CSS files (needed for rendering)
JavaScript files (needed for rendering)
Images you want indexed
Pages you want to rank
Canonical URLs

Robots.txt vs Noindex

Method	Effect
robots.txt Disallow	Prevents crawling, not indexing
noindex meta tag	Prevents indexing (must be crawled to work)
X-Robots-Tag header	Prevents indexing (server-level)

Important: If you block a page via robots.txt AND add noindex, the noindex won’t be seen because the page isn’t crawled.

Correct Approach

To hide from search results:

Allow crawling in robots.txt
Add noindex meta tag to page
Google crawls, sees noindex, doesn’t index

Wrong approach:

Block in robots.txt
Add noindex
Google can’t see noindex
Page might still appear in results

Testing Robots.txt

Google Search Console

Go to Search Console
URL Inspection tool
Test how Googlebot sees your robots.txt

robots.txt Tester

Search Console > Settings
robots.txt Tester (classic)
Enter URLs to test

Online Validators

Google’s robots.txt tester
Bing Webmaster Tools
Third-party validators

Common Mistakes

1. Blocking CSS/JS

# Wrong - breaks rendering
User-agent: *
Disallow: /wp-includes/
Disallow: /wp-content/

# Right - allow static assets
User-agent: *
Disallow: /wp-admin/
Allow: /wp-admin/admin-ajax.php

2. Blocking Important Pages

# Accidentally blocking blog
User-agent: *
Disallow: /blog

# Should be specific
User-agent: *
Disallow: /blog/draft/

3. Case Sensitivity Issues

# These are different
Disallow: /Admin/
Disallow: /admin/

4. Missing Trailing Slash Issues

# Blocks /admin but not /administrator
Disallow: /admin

# Blocks only /admin/ paths
Disallow: /admin/

Robots.txt for Different Platforms

WordPress

User-agent: *
Disallow: /wp-admin/
Allow: /wp-admin/admin-ajax.php
Disallow: /wp-includes/
Disallow: /trackback/
Disallow: /feed/
Disallow: /*?replytocom=

Sitemap: https://example.com/sitemap_index.xml

Astro/Static Sites

User-agent: *
Allow: /

Sitemap: https://example.com/sitemap.xml

E-commerce

User-agent: *
Disallow: /cart/
Disallow: /checkout/
Disallow: /my-account/
Disallow: /wishlist/
Disallow: /*?add-to-cart=
Disallow: /*?orderby=
Disallow: /*?filter

Sitemap: https://example.com/sitemap.xml

Robots.txt Checklist

Setup

File at domain.com/robots.txt
Valid syntax (test with tools)
Sitemap referenced
Not blocking important content

Security Considerations

Admin areas blocked
API endpoints blocked (if needed)
Sensitive paths blocked
Static assets NOT blocked

Verification

Tested in Search Console
CSS/JS accessible to crawlers
Important pages crawlable
No accidental blocks

Conclusion

Robots.txt controls crawler access but doesn’t prevent indexing. Use it to block admin areas, internal search, and non-public sections while ensuring important content remains crawlable.

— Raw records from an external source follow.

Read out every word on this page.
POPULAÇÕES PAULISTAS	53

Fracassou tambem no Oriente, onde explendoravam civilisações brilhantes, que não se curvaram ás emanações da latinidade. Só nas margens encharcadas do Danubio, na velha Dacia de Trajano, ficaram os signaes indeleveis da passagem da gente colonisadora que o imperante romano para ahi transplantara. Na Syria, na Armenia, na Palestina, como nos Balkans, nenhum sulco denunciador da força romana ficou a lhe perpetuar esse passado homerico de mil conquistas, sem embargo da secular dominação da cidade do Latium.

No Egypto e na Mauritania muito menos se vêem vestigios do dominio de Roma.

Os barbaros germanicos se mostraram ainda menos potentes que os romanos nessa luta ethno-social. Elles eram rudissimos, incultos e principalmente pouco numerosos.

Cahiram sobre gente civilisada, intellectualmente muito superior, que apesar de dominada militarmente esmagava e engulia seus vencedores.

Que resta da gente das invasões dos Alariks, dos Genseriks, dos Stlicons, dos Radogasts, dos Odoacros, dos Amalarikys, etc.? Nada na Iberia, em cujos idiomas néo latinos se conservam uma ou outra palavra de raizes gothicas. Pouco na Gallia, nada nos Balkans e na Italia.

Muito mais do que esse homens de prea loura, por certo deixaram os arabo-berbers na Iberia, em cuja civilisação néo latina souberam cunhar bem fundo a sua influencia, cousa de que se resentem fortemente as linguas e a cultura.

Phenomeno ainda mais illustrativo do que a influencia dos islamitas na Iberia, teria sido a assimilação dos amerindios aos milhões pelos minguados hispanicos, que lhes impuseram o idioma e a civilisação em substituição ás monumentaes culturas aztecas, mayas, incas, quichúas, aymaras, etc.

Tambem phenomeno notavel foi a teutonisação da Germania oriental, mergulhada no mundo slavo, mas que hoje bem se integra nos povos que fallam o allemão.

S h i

Always test changes with Google’s tools before deploying. Remember that blocking crawling is different from blocking indexing - use noindex for pages you want hidden from search results.

Combine proper robots.txt configuration with XML sitemaps and technical SEO best practices for optimal crawling and indexing.

Frequently Asked Questions

Does robots.txt prevent pages from being indexed?

No, robots.txt only controls crawling, not indexing. If other sites link to a blocked page, it can still appear in search results (with no description). To prevent indexing, use noindex meta tags or X-Robots-Tag headers. The blocked page must be crawlable for Google to see the noindex directive.

Where should robots.txt be located?

Robots.txt must be at your root domain: https://example.com/robots.txt. It's case-sensitive and must be named exactly 'robots.txt' in lowercase. Subdomain robots.txt files only apply to that subdomain.

What happens if I don't have a robots.txt file?

Without a robots.txt file, search engines assume they can crawl all accessible pages. This is fine for most sites. Having no robots.txt is better than having a misconfigured one that accidentally blocks important content.